Usually, in this scenario, I would play until I met the monster, find out what I needed to defeat it, and then restart the game with my newfound knowledge. However, I couldn’t do that here, and this, I felt, was what made Etrian Mystery Dungeon one of the more nerve-wracking games I’ve played. The penalties for losing are only what you are willing to risk, but you must risk a lot to be able to go far in any of the later dungeons, which are both longer and filled with tougher monsters.
Despite me having the rockiest start I possibly could have had, Etrian Mystery Dungeon amazes me with how little tolerance it has for mistakes, and I enjoy it all the more for it.
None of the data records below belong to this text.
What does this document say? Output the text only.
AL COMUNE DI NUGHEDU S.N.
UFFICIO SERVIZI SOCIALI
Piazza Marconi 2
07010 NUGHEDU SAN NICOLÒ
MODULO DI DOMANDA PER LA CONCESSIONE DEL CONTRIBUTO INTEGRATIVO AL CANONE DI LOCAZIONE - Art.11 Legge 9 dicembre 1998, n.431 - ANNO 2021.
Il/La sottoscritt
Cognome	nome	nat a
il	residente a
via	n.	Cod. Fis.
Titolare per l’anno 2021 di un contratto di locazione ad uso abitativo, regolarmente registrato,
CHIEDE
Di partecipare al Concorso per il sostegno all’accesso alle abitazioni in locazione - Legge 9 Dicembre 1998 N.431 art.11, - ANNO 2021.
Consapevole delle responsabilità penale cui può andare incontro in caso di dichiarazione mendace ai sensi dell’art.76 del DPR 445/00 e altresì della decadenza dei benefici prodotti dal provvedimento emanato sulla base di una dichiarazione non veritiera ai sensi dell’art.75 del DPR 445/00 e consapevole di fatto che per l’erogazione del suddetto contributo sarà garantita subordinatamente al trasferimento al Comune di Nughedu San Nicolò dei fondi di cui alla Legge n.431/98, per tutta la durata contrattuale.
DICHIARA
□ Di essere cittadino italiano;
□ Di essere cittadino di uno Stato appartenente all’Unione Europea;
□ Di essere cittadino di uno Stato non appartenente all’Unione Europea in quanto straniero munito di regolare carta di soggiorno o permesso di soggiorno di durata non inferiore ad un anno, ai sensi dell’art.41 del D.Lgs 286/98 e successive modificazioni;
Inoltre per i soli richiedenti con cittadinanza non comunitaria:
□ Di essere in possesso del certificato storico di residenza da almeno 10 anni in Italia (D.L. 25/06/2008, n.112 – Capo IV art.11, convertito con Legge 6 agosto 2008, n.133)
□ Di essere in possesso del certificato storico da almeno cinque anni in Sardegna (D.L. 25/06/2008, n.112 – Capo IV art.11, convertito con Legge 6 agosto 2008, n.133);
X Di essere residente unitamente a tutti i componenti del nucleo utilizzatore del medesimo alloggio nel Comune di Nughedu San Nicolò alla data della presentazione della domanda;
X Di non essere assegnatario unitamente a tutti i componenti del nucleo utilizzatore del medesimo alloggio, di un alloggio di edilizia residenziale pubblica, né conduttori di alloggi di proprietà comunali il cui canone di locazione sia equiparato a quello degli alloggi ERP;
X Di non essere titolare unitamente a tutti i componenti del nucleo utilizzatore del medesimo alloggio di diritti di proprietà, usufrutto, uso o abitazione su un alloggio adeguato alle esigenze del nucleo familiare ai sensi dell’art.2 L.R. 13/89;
Thankfully, I feel that the difficulty curve is pretty gradual, with just few new elements being introduced in every dungeon, and I like that the game provides ample warning to potentially devastating scenarios. It will even give hints to strategies, such as how to counter said D.O.E.s and how to avoid bottlenecks in the passageways. I don’t feel some of the workarounds are as efficient as others, but I like that there is the option of, for example, a Spread Panel that will move your party from the passageway into the room without costing a turn.